Another round of whisky, four more pegs – three for me and one for him. I was finally all out, but in my senses. I remember everything that happened, every word that I said and every action that he did. He held my hand and asked me to kiss him.
What? What is he talking about? Is he out of his mind? Did he plan it all along? What did I do wrong? Did I say something inappropriate to him? This is the worst day of my life!
My head was too heavy to think straight, but I denied. No matter how much he tried, I said no every time. I used to wave my clean chit like a flag, always high. Now, it’s gone. He forced himself upon me and kissed me. Twice. I should’ve pushed him away, punched him right in the face and left right away without paying the bill. I couldn’t. How could I? I was too drunk to. Of course it was my fault.
I didn’t stop him when he tried to reach down to my breasts and grab them. On the staircase. Everything around me was spinning. I was too numb to think or feel anything. No wonder, I called for it. I felt pathetic, I cried and I paid for whatever I did. Because it was my fault.
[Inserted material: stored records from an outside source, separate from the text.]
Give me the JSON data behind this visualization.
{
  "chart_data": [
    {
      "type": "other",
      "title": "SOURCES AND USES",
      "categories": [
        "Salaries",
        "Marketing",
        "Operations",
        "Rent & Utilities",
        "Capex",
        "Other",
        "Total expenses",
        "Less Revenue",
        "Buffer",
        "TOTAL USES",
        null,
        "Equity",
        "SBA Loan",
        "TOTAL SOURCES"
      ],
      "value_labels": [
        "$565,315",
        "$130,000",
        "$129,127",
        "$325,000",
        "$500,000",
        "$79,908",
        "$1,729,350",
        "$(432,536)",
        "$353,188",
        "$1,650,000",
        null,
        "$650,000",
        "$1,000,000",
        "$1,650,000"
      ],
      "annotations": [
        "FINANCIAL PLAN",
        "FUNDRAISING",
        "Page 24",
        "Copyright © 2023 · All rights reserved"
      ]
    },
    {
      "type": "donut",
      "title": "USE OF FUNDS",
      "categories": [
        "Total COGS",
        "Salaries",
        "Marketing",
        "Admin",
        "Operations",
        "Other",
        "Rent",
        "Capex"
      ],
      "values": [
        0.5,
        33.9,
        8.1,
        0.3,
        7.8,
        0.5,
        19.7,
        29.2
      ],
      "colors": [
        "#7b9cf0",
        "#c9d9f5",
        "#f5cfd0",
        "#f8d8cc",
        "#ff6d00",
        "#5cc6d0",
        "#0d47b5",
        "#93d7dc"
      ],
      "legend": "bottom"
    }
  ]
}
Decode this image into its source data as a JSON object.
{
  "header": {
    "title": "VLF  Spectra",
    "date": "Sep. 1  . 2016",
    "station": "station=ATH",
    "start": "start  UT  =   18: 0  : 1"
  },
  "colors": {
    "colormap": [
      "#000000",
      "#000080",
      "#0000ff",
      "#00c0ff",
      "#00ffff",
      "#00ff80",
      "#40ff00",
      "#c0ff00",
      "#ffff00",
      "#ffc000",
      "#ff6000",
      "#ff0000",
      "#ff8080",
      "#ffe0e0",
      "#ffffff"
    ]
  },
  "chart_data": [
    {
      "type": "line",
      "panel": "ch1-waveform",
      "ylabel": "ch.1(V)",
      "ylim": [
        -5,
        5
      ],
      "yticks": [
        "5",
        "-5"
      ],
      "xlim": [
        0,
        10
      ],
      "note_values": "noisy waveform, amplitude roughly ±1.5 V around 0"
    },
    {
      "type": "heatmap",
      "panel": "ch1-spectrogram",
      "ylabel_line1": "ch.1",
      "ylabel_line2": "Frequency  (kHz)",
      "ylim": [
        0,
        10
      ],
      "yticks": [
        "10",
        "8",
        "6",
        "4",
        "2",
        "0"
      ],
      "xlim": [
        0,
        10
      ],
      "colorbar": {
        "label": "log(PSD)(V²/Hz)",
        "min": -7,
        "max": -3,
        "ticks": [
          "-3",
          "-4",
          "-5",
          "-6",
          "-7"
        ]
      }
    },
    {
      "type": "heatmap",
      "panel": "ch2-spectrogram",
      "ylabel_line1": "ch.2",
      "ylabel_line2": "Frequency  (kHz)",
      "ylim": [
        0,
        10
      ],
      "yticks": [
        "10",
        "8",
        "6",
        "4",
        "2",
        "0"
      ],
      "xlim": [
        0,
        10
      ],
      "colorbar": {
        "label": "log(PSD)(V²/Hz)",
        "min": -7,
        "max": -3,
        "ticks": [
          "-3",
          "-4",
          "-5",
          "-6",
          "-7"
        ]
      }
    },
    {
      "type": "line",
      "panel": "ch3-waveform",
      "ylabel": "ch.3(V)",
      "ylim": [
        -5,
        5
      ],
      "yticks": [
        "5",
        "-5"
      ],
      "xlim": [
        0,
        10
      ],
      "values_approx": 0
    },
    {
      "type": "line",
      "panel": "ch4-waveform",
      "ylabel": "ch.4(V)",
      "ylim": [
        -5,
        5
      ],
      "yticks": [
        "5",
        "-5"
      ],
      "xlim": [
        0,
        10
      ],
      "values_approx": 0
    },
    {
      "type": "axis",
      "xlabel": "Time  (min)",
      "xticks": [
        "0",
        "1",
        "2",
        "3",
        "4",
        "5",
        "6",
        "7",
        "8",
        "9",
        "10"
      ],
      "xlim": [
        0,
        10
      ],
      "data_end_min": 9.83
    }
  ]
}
I didn’t listen to my boyfriend when he said, “Don’t go out with people I don’t know, let alone drinking.” It has to be my fault. It was my fault because for the first time in my life, it never occurred to me that something might happen. It was my fault because I trusted him too much, got carried away by the thought that I’ve known him. It was my fault because I didn’t see it coming.
Did my top reveal too much? Did my eyes spoke too much? Was I being over friendly? Did my body say something that it shouldn’t have? I guess it did, gave him the wrong hints. Why would it not be my fault then?
He was the nicest person ever, took care of me when I needed, took me out when I was locked alone inside my room and look at what I did. I ruined him, made him look like a horrible person, blamed him for whatever happened. It was my fucking fault. Why is that so hard to accept? I destroy everything that I touch. I feel sorry for him.
To make the world a better place, I must not leave this room. No contacts with the outer world. I shall remain here, or anywhere. Alone. In my own little world, let no one enter it. No more lives at stakes. The amount of venom in the form of guilt inside me is enough for a lifetime. No more mistakes. No more being at fault.